Yesterday the engineering team at Nest got quite a shock when an email went out informing the team of my departure at the end of June, never an easy thing to tell your co-workers. I have been at the company for over 5 and a half years, and have been involved in almost every level of the company, from hardware patents to marketing site hacks. Like many early Nesters, I had many roles over the years and rarely turned down a challenging project.
At Nest we hired and developed the best team I have ever worked with. Truly top notch software engineers, and outstanding people with big hearts, and a passion for the product and mission. But having a highly functional team lead to some issues for me as a manager: the team is able to run the day-to-day operations on their own with little oversight. I converted a few individual contributors to managers over the years, and became one of the dreaded middle managers. (my team says otherwise though) This gave me some time to think about what else might be next.
I came to the realization that one of my passions is quality tooling, and many tools for software development are unloved, low quality products. A large group of these tools are either in-house side projects or “enterprise” software that is one-size-fits-none. All require a ton of custom engineering to get up and running, and many have ugly and confusing user interfaces with lots of performance problems and obvious features missing.

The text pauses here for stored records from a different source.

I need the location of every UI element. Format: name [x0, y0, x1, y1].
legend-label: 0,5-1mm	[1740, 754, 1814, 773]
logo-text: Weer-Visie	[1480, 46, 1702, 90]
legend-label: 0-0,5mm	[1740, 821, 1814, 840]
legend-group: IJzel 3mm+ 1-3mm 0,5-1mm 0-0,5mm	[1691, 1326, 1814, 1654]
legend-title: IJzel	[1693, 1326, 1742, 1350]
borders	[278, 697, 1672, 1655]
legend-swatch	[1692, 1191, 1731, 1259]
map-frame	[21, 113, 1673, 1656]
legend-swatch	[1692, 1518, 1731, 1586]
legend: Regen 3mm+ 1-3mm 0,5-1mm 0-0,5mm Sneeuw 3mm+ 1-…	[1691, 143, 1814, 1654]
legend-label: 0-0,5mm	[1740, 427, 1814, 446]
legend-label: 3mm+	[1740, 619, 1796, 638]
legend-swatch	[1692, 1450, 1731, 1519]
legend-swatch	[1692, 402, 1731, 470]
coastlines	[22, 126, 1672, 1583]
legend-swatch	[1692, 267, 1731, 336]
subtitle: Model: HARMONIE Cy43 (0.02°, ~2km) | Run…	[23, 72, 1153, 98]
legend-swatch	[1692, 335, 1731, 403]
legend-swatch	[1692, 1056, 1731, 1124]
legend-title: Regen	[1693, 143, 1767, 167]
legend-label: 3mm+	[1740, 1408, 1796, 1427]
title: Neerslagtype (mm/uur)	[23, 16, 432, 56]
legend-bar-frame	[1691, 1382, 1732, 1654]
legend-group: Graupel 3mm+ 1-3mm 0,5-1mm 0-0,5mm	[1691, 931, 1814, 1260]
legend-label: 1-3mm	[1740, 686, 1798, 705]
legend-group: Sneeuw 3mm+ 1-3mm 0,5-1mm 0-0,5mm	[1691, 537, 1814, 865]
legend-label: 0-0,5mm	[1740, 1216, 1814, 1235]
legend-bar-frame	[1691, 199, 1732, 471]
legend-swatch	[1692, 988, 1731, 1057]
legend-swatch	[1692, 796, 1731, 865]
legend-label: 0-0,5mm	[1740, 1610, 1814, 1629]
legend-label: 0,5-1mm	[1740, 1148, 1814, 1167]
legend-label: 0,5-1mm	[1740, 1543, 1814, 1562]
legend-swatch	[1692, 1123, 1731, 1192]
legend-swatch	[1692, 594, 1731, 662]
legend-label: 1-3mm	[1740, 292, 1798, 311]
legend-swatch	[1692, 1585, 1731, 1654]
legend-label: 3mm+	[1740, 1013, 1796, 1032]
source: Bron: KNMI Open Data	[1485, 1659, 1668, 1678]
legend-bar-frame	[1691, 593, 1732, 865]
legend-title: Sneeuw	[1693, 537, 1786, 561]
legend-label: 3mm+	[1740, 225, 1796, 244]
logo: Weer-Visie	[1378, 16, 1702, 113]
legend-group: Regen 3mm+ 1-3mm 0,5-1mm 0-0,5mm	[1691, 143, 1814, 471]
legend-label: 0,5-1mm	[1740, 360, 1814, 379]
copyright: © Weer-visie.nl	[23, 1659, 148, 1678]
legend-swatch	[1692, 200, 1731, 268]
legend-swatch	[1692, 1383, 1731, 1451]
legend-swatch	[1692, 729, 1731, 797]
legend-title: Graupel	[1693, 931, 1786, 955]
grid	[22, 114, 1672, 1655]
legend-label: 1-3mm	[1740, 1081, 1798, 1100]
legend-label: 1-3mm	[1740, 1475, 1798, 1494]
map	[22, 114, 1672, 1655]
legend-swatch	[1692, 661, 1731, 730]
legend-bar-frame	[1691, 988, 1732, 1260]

Thus, I am going to take what I have learned developing software for the last 20 years and use it to fix the unloved developer tools we use everyday. I want to make it so our tools just work and software developers can spend less time configuring tools and focus on what they do best: building great software for end users.
Over the summer I am going to collect my thoughts, seek financing, and if all goes well, start solving these problems. In the meantime I would love to hear about the tools you use, what you love, and what could be better.